Word of the Week: Quiet Enjoyment
Word of the Week March 3rd. 2008, 9:00amEach week we select a legal term or phrase that’s commonly misunderstood, interesting, or may save you from living under a leaky roof. This week’s word is the latter.
Written by: J. Aaron Landau
Imagine you’re signing a lease on an apartment. A provision in the contract makes an assurance: so long as you keep up the rent payments and maintain certain responsibilities as a renter, you’re entitled to “quiet enjoyment” of the property. What has your landlord just promised? Will he have broken that promise if the downstairs neighbor’s copy of Power Ballads of 1984 gets a little too…powerful? If not, what does it take for a landlord to break that assurance?
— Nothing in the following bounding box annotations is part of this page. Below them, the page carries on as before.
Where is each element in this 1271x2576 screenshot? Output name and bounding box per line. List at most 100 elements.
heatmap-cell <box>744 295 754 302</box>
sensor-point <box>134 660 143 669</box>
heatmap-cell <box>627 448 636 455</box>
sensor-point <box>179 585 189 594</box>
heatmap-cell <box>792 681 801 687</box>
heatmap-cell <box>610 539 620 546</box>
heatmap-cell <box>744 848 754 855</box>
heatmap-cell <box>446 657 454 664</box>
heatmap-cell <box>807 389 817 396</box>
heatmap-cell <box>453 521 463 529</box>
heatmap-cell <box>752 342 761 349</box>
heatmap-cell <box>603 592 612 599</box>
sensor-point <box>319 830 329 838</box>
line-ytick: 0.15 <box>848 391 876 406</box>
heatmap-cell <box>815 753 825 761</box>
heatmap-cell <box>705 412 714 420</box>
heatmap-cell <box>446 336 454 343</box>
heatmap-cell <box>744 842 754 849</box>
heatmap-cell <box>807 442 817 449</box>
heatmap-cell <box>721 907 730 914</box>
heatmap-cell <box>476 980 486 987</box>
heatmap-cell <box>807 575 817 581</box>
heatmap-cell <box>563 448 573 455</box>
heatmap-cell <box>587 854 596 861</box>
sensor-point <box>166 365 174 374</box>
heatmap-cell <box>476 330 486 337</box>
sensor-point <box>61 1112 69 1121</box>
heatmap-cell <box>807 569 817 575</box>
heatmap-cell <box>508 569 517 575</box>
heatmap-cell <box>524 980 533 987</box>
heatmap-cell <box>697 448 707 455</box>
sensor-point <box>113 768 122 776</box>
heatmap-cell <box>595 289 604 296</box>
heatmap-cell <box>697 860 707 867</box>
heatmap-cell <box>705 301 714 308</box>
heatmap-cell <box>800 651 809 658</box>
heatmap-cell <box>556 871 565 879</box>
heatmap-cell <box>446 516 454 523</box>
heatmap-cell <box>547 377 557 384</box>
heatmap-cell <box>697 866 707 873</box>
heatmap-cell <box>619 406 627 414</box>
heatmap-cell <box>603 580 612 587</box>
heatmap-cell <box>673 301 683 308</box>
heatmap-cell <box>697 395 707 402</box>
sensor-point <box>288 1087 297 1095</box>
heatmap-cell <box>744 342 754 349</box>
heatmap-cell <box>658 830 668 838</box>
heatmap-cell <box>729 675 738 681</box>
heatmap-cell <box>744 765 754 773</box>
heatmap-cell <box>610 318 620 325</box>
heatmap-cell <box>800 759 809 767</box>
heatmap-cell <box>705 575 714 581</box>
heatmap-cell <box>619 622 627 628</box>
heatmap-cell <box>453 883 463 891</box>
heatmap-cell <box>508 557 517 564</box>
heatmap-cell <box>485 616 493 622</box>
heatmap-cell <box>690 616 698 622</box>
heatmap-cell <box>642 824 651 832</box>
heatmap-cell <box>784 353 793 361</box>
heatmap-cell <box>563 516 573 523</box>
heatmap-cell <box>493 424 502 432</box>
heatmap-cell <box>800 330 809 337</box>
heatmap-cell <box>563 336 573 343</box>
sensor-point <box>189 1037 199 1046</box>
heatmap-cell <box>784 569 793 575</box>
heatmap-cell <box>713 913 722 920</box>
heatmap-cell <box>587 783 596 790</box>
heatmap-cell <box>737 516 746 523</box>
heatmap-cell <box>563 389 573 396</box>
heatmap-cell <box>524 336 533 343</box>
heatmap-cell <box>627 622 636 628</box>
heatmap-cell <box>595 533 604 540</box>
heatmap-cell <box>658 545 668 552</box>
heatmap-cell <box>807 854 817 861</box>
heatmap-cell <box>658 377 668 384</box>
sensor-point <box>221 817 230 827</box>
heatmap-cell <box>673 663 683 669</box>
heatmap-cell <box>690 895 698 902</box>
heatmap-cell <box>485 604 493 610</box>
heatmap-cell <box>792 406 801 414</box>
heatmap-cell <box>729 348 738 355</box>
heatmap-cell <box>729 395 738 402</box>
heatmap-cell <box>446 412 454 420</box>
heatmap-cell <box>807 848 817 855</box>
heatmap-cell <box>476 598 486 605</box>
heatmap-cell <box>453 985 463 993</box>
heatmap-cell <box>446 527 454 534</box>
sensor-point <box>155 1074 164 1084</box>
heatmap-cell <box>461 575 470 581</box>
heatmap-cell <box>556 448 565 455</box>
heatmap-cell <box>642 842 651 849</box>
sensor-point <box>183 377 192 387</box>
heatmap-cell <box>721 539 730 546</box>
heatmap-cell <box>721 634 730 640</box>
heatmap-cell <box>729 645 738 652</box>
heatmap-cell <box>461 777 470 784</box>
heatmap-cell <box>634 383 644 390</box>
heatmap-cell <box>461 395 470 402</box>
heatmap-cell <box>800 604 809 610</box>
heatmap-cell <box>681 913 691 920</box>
A tenant in property (such as an apartment renter) has certain rights related to that property. Among those rights is the widely recognized but commonly misunderstood right to “quiet enjoyment.” Fundamentally, the right to quiet enjoyment is the right of a tenant to use his or her property without interference. That “interference,” however, doesn’t refer to noise or disturbance - it refers to interference with the tenant’s possession of the property. In other words, “quiet” in this sense doesn’t mean “hushed” or “peaceful,” but instead means “free of encroachment.” What the covenant says, then, is that a landlord can’t interfere with a tenant’s right to occupy the property.
There are two ways that interference can happen. The first is actual eviction — for example, a lockout. Since a tenant has the right to exclusive possession of the property during a lease, a lockout would physically deprive the tenant of that right, and would constitute a breach of the covenant of quiet enjoyment. (Unless, of course, the landlord has been given the right to evict you…be sure to pay your rent!)
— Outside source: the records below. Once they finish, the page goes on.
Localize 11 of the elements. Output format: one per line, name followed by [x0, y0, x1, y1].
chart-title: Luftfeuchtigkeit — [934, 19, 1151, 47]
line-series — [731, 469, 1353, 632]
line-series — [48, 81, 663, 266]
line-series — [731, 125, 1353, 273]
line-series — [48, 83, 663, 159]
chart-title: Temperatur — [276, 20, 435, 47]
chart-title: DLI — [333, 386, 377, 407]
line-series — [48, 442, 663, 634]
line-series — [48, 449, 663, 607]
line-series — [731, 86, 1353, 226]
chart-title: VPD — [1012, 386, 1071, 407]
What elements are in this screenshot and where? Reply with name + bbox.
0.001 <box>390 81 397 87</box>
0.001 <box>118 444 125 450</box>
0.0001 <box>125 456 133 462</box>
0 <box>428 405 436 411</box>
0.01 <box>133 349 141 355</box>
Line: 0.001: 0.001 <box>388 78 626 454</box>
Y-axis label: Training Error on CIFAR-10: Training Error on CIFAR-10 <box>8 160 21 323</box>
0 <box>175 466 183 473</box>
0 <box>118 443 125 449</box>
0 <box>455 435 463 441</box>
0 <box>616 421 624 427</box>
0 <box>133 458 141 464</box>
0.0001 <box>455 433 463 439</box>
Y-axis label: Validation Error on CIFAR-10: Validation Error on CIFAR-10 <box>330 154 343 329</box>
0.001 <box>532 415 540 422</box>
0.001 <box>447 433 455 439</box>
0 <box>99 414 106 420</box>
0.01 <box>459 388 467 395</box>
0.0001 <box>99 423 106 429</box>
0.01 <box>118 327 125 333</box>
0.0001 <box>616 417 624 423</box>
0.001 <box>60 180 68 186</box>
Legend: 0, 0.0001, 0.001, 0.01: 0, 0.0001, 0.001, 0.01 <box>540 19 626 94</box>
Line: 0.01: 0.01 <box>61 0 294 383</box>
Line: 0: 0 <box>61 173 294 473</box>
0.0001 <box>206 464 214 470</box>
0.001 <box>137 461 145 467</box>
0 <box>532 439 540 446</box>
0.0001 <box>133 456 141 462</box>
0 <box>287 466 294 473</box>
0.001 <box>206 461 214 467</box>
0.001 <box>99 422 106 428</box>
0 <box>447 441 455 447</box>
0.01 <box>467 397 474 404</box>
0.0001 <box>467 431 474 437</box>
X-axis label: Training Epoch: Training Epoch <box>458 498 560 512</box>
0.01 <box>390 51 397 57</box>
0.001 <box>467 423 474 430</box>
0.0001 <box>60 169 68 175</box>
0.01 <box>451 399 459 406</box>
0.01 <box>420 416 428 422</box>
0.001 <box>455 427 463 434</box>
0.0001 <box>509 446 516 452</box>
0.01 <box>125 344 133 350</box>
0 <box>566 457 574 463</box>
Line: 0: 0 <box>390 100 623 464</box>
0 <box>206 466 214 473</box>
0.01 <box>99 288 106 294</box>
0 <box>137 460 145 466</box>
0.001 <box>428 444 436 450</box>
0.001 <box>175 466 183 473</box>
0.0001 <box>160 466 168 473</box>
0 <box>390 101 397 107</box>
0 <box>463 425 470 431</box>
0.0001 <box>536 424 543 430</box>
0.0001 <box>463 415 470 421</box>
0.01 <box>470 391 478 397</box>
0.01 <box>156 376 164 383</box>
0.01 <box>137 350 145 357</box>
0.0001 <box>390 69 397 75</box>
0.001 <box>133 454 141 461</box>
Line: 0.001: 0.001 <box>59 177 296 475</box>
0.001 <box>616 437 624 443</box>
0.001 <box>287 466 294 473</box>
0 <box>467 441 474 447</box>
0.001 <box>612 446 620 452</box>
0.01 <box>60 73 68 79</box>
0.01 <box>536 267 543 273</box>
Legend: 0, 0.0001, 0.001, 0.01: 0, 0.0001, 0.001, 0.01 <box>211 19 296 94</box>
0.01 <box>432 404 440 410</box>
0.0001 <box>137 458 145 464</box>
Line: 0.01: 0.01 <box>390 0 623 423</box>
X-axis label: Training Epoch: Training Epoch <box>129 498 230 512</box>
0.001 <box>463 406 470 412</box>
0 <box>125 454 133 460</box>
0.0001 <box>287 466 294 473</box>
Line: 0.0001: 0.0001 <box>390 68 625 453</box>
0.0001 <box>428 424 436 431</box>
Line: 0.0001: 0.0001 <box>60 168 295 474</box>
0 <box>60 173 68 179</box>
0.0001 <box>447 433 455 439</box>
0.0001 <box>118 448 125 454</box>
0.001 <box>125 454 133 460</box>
The second way in which a landlord can interfere with a tenant’s right to possess property is a bit more complex: if a landlord’s action falls short of actually excluding a tenant, but is still substantial enough that a tenant would vacate the property, it may be considered constructive eviction. For example, if a landlord neglects to make repairs to a flooded apartment, the apartment may be rendered useless, causing an interference with the tenant’s right to occupy the property.
So does it really take a flood or a lockout to constitute a breach of the covenant of quiet enjoyment? As is often the answer in legal definitions, it depends. Just what constitutes a “substantial interference” by the landlord will vary from state to state, though the standard is consistently high. For lesser headaches (such as your neighbor’s affinity for 80’s soft rock) there are several other causes of action under which a landlord might be liable, such as the doctrine of habitability. Ideally, though, such trouble never rises to the level of legal action - often, a simple knock on the door is all the remedy one needs.